Previously, our laboratory showed that Holstein cattle experimentally infected with Neospora caninum develop parasite-specific CD4+ cytotoxic T lymphocytes (CTL) that lyse infected, autologous target cells through a perforin-granzyme pathway. To identify specific parasite antigens inducing bovine CTL and helper T-lymphocyte responses for vaccine development against bovine neosporosis, the tachyzoite major surface proteins NcSAG1 and NcSRS2 were targeted. In whole tachyzoite antigen-expanded bovine T-lymphocyte lines, recombinant NcSRS2 induced potent memory CD4+- and CD8+-T-lymphocyte activation, as indicated by proliferation and gamma interferon (IFN-gamma) secretion, while recombinant NcSAG1 induced a minimal memory response. Subsequently, T-lymphocyte epitope-bearing peptides of NcSRS2 were mapped by using overlapping peptides covering the entire NcSRS2 sequence. Four experimentally infected cattle with six different major histocompatibility complex (MHC) class II haplotypes were the source of immune cells used to identify NcSRS2 peptides presented by Holstein MHC haplotypes. NcSRS2 peptides were mapped by using IFN-gamma secretion by rNcSRS2-stimulated, short-term T-lymphocyte cell lines, IFN-gamma enzyme-linked immunospot (ELISPOT) assay with peripheral blood mononuclear cells, and 51Cr release cytotoxicity assay of rNcSRS2-stimulated effector cells. Four N. caninum-infected Holstein cattle developed NcSRS2 peptide-specific T lymphocytes detected ex vivo in peripheral blood by IFN-gamma ELISPOT and in vitro by measuring T-lymphocyte IFN-gamma production and cytotoxicity. An immunodominant region of NcSRS2 spanning amino acids 133 to 155 was recognized by CD4+ T lymphocytes from the four cattle. These findings support investigation of subunit N. caninum vaccines incorporating NcSRS2 gene sequences or peptides for induction of NcSRS2 peptide-specific CTL and IFN-gamma-secreting T lymphocytes in cattle with varied MHC genotypes.

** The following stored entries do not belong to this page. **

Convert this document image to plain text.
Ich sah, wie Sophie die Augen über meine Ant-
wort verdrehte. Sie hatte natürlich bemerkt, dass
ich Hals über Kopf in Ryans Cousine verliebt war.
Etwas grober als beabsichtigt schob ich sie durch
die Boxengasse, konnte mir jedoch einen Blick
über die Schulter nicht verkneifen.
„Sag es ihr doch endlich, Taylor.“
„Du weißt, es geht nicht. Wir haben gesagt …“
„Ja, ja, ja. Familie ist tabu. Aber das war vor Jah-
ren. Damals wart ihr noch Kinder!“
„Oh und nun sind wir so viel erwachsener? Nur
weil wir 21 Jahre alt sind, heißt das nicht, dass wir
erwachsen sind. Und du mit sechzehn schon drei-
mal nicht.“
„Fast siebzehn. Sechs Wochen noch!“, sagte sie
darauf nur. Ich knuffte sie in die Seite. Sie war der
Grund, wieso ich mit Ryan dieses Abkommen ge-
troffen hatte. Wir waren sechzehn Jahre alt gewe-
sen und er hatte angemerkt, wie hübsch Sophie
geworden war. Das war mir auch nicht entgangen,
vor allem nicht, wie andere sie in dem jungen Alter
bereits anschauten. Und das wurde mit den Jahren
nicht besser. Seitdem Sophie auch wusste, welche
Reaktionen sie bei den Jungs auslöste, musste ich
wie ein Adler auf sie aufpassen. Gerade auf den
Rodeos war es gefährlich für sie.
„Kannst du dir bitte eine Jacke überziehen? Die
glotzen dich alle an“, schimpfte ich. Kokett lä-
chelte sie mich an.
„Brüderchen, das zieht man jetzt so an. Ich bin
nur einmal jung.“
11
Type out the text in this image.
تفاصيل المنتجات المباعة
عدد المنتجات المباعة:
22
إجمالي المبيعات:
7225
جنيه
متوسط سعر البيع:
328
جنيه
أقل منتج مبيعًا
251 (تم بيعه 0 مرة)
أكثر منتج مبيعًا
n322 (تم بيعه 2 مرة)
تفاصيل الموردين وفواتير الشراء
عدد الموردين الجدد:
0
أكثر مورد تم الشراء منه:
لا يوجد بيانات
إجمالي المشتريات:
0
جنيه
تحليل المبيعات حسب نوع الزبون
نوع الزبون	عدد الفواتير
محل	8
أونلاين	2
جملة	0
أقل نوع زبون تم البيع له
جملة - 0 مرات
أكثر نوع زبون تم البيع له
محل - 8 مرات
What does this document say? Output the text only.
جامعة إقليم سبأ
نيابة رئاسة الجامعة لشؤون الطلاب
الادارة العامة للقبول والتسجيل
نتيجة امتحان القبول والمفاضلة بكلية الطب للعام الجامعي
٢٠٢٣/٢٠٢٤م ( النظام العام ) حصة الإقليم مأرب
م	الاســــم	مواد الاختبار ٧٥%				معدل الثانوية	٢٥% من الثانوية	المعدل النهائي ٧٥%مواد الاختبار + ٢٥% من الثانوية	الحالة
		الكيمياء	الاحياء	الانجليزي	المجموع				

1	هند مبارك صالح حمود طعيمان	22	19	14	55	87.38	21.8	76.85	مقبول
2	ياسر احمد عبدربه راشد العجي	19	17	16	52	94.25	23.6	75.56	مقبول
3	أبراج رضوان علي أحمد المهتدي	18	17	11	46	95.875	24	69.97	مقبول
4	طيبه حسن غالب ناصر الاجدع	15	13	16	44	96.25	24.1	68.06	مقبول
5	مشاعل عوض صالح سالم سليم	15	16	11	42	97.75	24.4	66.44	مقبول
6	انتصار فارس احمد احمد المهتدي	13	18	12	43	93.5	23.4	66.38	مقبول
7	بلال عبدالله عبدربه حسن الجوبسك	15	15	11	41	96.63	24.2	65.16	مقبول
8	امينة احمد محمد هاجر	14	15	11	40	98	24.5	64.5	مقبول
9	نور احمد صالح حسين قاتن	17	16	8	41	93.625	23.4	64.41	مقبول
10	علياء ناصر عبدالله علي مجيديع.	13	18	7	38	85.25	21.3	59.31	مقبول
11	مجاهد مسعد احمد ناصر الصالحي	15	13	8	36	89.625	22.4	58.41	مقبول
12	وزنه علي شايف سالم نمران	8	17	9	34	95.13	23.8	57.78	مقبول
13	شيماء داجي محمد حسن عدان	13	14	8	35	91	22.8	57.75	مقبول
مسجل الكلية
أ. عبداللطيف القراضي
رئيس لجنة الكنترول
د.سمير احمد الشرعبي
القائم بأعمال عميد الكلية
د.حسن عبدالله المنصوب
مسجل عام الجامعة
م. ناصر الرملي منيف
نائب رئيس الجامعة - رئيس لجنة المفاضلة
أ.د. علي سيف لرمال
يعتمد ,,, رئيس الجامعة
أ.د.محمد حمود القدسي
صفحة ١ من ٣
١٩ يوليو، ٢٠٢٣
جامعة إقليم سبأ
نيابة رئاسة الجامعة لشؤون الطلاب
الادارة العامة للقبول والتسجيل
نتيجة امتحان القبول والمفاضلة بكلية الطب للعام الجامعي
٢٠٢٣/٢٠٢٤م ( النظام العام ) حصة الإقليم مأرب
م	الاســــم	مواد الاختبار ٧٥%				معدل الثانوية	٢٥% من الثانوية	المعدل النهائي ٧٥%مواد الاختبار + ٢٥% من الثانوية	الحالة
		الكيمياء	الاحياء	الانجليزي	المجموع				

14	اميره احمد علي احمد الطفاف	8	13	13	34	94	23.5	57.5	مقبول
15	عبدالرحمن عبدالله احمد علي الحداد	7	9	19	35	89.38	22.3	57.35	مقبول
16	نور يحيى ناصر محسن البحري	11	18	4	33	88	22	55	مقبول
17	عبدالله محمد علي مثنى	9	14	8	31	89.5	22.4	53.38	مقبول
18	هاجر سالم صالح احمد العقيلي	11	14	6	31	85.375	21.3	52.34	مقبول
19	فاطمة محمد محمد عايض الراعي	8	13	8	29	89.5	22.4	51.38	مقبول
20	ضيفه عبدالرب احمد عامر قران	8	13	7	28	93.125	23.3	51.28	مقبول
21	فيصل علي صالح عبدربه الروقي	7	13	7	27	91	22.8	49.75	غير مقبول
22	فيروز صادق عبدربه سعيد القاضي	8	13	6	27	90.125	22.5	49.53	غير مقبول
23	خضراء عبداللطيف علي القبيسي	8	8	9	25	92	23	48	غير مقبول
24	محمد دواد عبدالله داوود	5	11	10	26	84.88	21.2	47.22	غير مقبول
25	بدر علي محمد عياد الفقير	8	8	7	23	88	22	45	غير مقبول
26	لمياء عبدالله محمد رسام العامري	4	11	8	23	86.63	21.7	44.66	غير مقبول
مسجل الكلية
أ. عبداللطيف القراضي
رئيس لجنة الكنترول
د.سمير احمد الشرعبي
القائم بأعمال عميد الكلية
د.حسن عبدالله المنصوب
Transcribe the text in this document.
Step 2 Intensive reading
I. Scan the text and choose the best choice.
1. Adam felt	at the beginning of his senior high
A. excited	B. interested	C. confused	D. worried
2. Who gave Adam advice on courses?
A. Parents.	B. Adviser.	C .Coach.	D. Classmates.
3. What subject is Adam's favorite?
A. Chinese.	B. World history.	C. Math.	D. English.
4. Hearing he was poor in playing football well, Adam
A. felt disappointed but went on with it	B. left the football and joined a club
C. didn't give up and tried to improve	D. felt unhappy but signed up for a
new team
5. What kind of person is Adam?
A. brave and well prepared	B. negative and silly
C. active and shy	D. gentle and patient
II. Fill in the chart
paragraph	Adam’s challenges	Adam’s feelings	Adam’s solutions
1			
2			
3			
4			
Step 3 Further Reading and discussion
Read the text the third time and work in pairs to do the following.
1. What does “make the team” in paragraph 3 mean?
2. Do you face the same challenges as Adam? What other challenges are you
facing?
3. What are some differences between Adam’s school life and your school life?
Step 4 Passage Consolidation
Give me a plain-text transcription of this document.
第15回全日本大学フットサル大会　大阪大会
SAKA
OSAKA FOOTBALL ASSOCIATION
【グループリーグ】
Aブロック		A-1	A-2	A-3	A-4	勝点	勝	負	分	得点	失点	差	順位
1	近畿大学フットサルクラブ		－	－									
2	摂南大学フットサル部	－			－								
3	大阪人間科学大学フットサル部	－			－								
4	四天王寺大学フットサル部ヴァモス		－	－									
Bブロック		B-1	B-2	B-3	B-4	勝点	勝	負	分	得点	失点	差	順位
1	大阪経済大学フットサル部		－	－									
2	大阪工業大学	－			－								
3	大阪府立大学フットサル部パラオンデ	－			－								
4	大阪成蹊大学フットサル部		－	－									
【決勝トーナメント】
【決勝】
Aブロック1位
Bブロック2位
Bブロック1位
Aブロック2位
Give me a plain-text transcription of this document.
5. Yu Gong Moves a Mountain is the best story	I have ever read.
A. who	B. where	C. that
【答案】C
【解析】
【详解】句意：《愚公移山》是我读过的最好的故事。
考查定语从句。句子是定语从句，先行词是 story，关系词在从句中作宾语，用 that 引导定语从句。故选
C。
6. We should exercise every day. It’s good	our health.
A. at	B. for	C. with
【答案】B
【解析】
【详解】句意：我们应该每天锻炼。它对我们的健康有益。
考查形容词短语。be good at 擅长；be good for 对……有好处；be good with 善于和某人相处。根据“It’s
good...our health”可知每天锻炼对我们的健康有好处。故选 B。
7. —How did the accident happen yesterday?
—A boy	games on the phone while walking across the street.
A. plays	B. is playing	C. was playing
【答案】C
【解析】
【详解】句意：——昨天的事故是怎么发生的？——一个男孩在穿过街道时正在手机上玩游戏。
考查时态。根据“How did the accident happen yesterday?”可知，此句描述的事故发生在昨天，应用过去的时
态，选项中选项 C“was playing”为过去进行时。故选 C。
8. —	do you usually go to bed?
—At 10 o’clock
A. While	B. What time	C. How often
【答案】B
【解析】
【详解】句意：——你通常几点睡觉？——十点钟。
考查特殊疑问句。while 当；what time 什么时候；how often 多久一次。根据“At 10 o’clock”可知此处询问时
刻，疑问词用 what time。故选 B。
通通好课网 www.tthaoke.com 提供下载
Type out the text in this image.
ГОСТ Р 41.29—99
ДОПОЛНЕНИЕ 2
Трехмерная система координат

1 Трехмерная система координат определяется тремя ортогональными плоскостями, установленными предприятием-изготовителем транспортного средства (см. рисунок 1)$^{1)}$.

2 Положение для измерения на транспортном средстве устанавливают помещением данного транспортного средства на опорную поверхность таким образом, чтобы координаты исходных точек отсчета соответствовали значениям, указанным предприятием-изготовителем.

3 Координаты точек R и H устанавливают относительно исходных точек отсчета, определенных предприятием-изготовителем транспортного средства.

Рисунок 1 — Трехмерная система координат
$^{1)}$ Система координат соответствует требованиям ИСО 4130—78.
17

Neospora caninum-infected cattle develop parasite-specific CD4+ cytotoxic T lymphocytes

Cattle infected with Neospora caninum readily experience transplacental parasite transmission, presumably after maternal parasitemia, leading to abortion or birth of congenitally infected calves. Cytotoxic T lymphocytes (CTL) are important mediators of protective immunity against Toxoplasma gondii, an intracellular apicomplexan protozoan closely related to N. caninum. In this study, N. caninum-specific CTL expanded from peripheral blood mononuclear cells of two major histocompatibility complex-mismatched, experimentally infected cattle were identified by using a (51)Cr release cytotoxicity assay. Enrichment and blocking of CD4(+)- and CD8(+)-T-lymphocyte effector subsets indicated that CD4(+) CTL killed N. caninum-infected, autologous target cells and that killing was mediated through a perforin/granzyme pathway. Detection and characterization of CTL responses to N. caninum in the natural, outbred, bovine host will facilitate identification of immunogens and design of immunization strategies to induce parasite-specific CTL against transplacental N. caninum transmission in cattle.